Виктория Александровна наблюдала за Атой. Сколько в этой девочке живости, смелости, уверенности в себе! Славная девчурка! Вообще, все трое и ее Санди - славные ребята. Пожалуй, эта дружба - счастье для Санди. Может, будет серьезнее, не так ребячлив.
- Где у вас тряпка и ведро? Я буду мыть пол! - заявила как-то Ата.
Виктория усмехнулась:
__ Атанька, прибереги энергию для интерната. Там обижаются, что ты не хочешь дежурить. Ата скорчила забавную гримаску.
- Пусть меня исключат, я не хочу там жить!
- Где же ты будешь жить? - серьезно спросил Ермак.
- Пусть отдают назад комнату. Я поступлю на работу.
- Куда?
- Куда-нибудь на завод.
- Ты сейчас должна набраться сил, чтобы выдержать операцию, - сказала Виктория.
Ата вымыла-таки пол. Одну комнату. Остальное домыла Виктория Александровна. Потом все пили чай в уютной, просторной кухне.

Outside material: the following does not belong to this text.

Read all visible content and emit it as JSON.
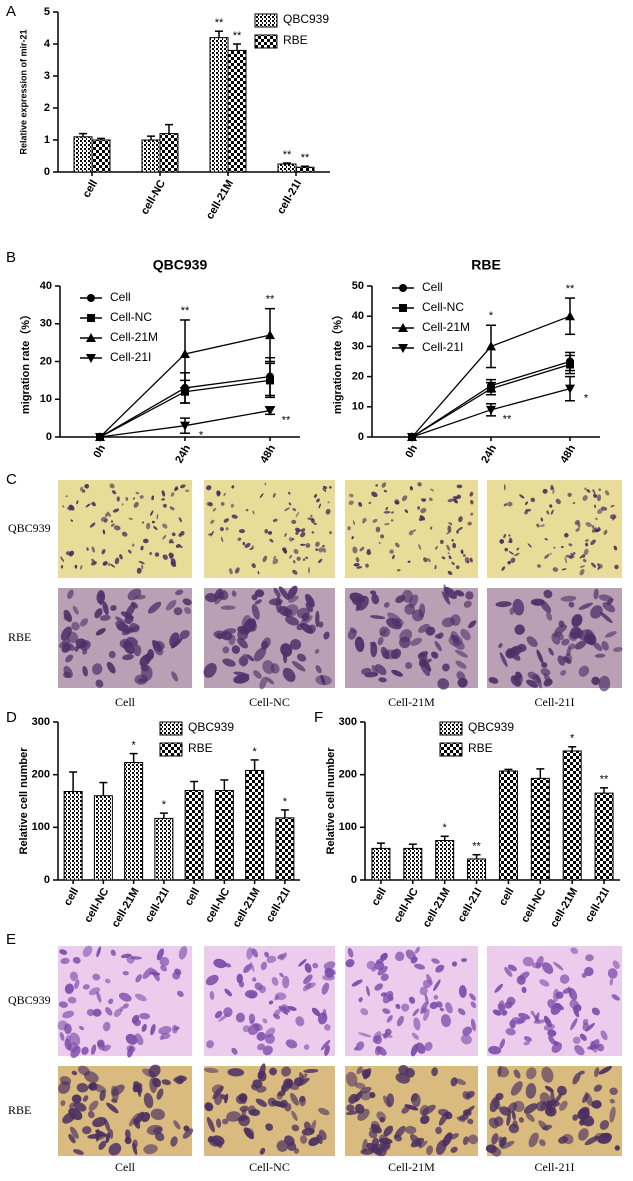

- Так хорошо! - прерывисто вздохнув, сказала Ата. - Счастливчик Санди! Я бы хотела всех вас видеть, какие вы? Как по-вашему, Виктория Александровна, операция... вернет мне зрение?
- Хоть немножко будешь видеть, - ласково проговорила Виктория.
- Да. Хоть бы самую капельку... Увидеть день, солнце, Ермака, вас... море! Знаете, у нас в интернате каждый говорит: "Хоть бы немного видеть! Хоть бы только свет!"
- Съешь этого пирога, - сказала Виктория, подкладывая Ате на тарелку пирог.
Но Ата продолжала:
- У нас есть девочка Наташа, она только в прошлом году ослепла. До тринадцати лет видела. Ей еще тяжелее, чем даже мне... Когда мы отдыхаем, кто с книгой, а кто просто так, разговаривает, она все ходит и ходит по коридору одна протянув перед собой руки, чтобы на нее не наткнулись. Только она одна так ходит, протянув руки. Никак не привыкнет. Забывает, где какая лестница. Ушибается. А вы действительно думаете, что я буду видеть?